И действительно, «нахальный» и такой теперь знакомый голос деловито, без шуток и прибауток повторил приказ. Петрович сейчас же погнал машину в Зеленый городок. В положенный срок лимузин стоял на месте. В освещенные окна будочки было видно, как девушка передает бумаги своей сменщице, как она достала зеркальце, подкрашивает губы, сказала что-то и, засмеявшись, прильнула к стеклу. Потом она легко сбежала с крылечка и, оглядываясь на окна будки, так уверенно подошла к машине, что растерявшийся Петрович, открывая дверцу, позабыл даже сделать свое обычное приглашение.
— На пять минут опоздали, — сказала девушка, усаживаясь рядом с ним. — Порядочка нет. Нехорошо, товарищ Нонсенс.
Все это было так необычно, что Петрович, который, по выражению Глафиры, и на Страшный суд явился бы, насвистывая и держа руки в карманах, только спросил:
— Куда везти?
— Зеленый городок, палаццо номер двадцать восемь, — распорядилась спутница, а он с восхищением косился на ее грубоватый профиль, на чуть плоский, задорный нос, на «растрепанные», как он определил, губы, сохранявшие капризное, самоуверенное выражение.
— Может быть, по пути заедем ко мне, погреемся, чашку чая выпьем, — сказал он, впрочем так тихо, что его, вероятно, не без труда можно было расслышать.
— К вам? У вас, конечно, роскошная вилла? — прозвучал насмешливый вопрос.
— Нет, я живу в палатке с... одним человеком. Но он сейчас уехал... Я один, так что мы никого не побеспокоим.
— Удобно ли? — задумчиво произнесла спутница, становясь вдруг серьезной.
— А почему? — встрепенулся Петрович. — У нас патефон. Пластиночки погоняем. Выдадим танчик.
— А кто же этот, ваш сопалатник?
— Он... он, видите ли... Он мой начальник... Мы завсегда вместе селимся, давно, еще с войны.
— О, шикарно! — протянула девушка. И в карих глазах, которые только что были устало полузакрыты, сверкнули искорки.
Сегодня Петрович оделся, как одевался всякий раз, когда ему предстояло возить по строительству иностранцев. Особая «грузинская» кепка с длинным козырьком, лётная кожаная на меху куртка с «молниями», перчатки с крагами, каких давным-давно нигде не производили. Все это ему придавало представительный и несколько театральный вид. Девушка тут же насмешливо оценила его наряд:
— Вы как из кино «Забытые ленты». Очков только не хватает. — И вдруг решила: — Ну что ж, едем. Посмотрю хоть, как большое начальство живет. Много у Старика, кроме вас, прислуги?

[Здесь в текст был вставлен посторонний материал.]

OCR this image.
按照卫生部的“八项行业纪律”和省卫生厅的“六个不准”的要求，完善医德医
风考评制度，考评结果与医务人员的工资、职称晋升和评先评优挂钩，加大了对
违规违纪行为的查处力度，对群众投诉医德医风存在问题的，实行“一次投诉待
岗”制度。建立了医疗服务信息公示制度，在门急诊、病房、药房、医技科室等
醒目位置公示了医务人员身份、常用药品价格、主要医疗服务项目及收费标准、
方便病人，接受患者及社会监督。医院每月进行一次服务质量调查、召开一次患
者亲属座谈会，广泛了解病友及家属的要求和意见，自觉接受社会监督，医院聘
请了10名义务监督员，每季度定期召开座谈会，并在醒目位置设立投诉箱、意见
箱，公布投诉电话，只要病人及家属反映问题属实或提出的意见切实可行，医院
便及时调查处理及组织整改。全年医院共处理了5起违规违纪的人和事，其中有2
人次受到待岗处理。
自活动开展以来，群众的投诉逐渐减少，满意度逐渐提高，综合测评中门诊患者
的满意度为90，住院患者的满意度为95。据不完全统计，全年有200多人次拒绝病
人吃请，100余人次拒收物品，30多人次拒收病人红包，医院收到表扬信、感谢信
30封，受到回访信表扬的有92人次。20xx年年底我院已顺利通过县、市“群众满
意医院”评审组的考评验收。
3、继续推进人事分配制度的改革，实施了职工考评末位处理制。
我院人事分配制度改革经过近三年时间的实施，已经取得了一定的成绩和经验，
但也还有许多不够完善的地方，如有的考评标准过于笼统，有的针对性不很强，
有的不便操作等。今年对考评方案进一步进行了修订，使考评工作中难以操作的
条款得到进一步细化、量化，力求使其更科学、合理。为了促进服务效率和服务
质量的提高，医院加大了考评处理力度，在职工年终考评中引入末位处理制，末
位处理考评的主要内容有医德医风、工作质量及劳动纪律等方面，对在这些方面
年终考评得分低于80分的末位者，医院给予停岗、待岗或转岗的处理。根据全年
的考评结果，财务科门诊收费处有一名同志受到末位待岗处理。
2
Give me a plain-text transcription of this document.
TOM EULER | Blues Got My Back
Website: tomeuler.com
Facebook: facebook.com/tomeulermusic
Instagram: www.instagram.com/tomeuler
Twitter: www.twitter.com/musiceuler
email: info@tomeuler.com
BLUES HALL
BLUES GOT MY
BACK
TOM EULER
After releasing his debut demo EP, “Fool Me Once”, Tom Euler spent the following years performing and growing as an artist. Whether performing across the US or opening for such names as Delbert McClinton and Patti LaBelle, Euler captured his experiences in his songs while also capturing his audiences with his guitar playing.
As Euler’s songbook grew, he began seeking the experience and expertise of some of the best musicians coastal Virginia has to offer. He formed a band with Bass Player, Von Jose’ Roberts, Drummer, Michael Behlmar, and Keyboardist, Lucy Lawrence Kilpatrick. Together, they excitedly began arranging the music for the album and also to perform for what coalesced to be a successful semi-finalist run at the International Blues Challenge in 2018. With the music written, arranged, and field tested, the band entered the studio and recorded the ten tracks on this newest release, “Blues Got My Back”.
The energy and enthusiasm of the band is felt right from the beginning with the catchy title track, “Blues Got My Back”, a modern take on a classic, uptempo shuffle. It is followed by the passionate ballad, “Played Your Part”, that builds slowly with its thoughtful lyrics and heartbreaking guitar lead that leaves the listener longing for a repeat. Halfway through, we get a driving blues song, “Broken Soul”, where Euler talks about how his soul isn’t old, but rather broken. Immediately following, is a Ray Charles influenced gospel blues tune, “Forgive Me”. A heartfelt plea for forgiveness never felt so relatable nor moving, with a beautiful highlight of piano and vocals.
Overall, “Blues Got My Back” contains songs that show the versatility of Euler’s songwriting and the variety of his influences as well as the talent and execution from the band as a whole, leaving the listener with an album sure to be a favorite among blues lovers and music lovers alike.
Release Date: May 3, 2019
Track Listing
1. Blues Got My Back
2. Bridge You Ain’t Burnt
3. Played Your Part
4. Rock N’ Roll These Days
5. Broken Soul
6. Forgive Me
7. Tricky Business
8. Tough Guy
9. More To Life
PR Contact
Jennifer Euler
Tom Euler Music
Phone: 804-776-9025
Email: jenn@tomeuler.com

Прислуги! Попробовал бы кто-нибудь спросить так Петровича! Но этой девице с оранжевыми волосами он лишь смиренно пояснил, что никого другого при начальнике вообще нет, и теперь, когда Старик в командировке, они будут совершенно одни. При этом он многозначительно посмотрел на свою спутницу, а та только кивнула. Девушка неожиданно оказывалась сговорчивой. Но чувства превосходства, делавшего Петровича самодовольным, наглым, это почему-то не рождало. Молча доехали до маленькой палатки, стоявшей на отшибе, на окраине Зеленого городка, молча сошли с машины, молча, связанный малознакомой ему застенчивостью, Петрович отпер дверь.
Засветившаяся лампочка обнаружила накрытый уже стол, бутылку портвейна «три семерки». На нее, удивленно вытаращив глаза, глядела селедка, державшая в зубах пучок зеленого лука. Возле теснились тарелки с нарезанной колбасой, сыром, шпротами. По обе стороны стола стояли два прибора.
— Это ваше или хозяйское? — не без иронии спросила гостья, грея руки над не совсем еще остывшей печкой.
— Юберзецте, что это значит, ваш вопрос? — с обидой произнес Петрович, подбрасывая в печь поленья.